The next time this happens, I'll try to remember what you said about staying to the side of the highest point of the ridge. I hadn't heard that before.
MoapaPk - Jan 28, 2007 10:51 pm - Voted 10/10
Nice report, but......we're gonna get suspicious soon, like imagine you are hiking along, then say, "Hey I bet this would be a really great trip report if I raced ahead, lost my partner and went through a gut-wrenching moral crisis..."
After waiting in the rain for two days in June 1983, my wife and I decided to try the east ridge of Pecos Baldy anyway, even though thunderheads were all about. What turned us around?
Bighorns! Literal bighorns. They came racing down the slope at us, scaring the crap out of me. Actually, they just wanted handouts. But as we were fending them off, we heard very loud thunder, and decided the sheep were an omen.
So the problem with your bighorns, is that you had no bighorns to warn you.
Bob Sihler - Jan 29, 2007 1:00 am - Hasn't voted
Re: Nice report, but...I guess my story about an aggressive chipmunk won't move you, considering your run-in with the bighorns, but at least I can now blame the bighorns that weren't there instead of blaming myself.
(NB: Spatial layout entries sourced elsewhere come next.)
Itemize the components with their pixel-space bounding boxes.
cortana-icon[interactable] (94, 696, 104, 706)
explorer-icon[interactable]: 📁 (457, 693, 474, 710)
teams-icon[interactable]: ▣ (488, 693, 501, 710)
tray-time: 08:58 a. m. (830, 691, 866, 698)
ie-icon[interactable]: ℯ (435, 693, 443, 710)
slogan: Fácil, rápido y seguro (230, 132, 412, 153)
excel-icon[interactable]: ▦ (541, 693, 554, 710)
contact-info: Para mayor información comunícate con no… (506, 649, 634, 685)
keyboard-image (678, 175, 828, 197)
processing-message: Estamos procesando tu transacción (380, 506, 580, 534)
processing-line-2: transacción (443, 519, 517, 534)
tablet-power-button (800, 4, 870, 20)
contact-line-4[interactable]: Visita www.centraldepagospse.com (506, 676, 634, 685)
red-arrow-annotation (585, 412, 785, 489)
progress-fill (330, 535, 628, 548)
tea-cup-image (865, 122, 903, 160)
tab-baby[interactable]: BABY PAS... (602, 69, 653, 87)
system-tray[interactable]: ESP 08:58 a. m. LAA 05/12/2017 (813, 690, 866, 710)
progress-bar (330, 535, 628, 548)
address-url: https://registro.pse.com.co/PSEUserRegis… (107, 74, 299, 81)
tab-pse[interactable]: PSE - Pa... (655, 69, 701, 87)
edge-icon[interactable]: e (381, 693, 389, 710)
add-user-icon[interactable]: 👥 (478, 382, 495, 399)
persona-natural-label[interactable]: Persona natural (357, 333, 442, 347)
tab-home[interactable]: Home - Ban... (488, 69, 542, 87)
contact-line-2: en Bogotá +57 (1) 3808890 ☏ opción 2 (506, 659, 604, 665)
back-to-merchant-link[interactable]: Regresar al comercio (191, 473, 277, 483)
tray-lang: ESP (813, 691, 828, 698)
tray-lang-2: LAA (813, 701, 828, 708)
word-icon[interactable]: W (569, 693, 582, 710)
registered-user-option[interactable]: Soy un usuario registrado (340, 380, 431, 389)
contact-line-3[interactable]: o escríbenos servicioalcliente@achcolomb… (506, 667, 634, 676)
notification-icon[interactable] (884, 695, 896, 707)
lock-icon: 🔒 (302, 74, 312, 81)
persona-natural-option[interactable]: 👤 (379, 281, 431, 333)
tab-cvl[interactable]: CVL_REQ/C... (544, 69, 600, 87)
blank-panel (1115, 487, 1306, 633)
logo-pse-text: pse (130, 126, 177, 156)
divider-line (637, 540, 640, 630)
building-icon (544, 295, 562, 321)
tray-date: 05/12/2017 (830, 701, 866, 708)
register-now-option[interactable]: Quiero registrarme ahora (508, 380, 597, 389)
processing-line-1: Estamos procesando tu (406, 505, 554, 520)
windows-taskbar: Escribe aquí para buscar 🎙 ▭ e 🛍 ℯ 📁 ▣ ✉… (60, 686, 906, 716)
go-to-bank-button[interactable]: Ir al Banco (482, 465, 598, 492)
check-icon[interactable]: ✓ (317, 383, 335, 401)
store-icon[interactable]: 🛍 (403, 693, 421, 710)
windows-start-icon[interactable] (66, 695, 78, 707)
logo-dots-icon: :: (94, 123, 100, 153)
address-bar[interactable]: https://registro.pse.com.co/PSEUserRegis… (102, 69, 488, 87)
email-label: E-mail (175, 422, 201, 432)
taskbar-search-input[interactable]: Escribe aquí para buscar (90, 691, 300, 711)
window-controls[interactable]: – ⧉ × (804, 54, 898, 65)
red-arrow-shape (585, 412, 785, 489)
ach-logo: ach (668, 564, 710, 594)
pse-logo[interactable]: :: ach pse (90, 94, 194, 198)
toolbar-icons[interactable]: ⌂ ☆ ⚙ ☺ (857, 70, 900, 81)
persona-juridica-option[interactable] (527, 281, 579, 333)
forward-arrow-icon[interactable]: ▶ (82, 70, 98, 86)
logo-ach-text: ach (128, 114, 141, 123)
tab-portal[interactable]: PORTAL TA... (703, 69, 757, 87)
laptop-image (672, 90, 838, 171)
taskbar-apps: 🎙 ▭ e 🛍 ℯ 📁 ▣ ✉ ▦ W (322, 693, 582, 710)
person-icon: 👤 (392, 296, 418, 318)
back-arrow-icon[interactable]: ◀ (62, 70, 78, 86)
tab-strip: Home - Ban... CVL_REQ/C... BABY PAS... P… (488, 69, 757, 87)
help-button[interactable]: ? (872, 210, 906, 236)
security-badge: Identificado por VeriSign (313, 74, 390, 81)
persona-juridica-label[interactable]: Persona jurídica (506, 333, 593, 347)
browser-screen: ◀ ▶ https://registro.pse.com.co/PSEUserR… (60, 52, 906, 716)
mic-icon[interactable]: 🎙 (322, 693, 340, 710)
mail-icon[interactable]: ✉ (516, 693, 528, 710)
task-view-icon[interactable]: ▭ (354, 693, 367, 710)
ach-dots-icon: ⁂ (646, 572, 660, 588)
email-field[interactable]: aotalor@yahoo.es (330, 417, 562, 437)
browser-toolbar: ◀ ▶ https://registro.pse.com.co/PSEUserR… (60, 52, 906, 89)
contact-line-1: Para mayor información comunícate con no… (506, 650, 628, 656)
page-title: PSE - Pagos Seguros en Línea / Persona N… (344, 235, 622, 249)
What kind of good human would I be if I didn't refuse to accept responsibility for my mishaps?
And that TR idea-- hmm...don't tell my brother, who's going out to Wyoming with me in the summer, about that!
Rocky Alps - Jan 29, 2007 3:57 pm - Voted 10/10
Nice reportYou did a great job of expressing what many of us struggle with when hiking. My wife's okay with me doing an epic climb or two on my own (with someone else, but not her) each summer, but for the most part we stick to easy trails that aren't too long. It makes me feel better knowing there are other hikers out there in the same situation.
Bob Sihler - Jan 30, 2007 12:19 pm - Hasn't voted
Re: Nice reportThanks for commenting, and reinforcing that idea of not being the only one in that situation. What you two do is pretty much what we do now, especially since kids have entered the picture. I wonder how old a kid should be before you take him climbing...
gabr1 - Jan 12, 2011 5:42 pm - Hasn't voted
not an easy thingTelling one's mistakes is never easy, well done.
Bob Sihler - Jan 13, 2011 9:20 pm - Hasn't voted
Re: not an easy thingThank you-- it's important to be honest with yourself about mistakes.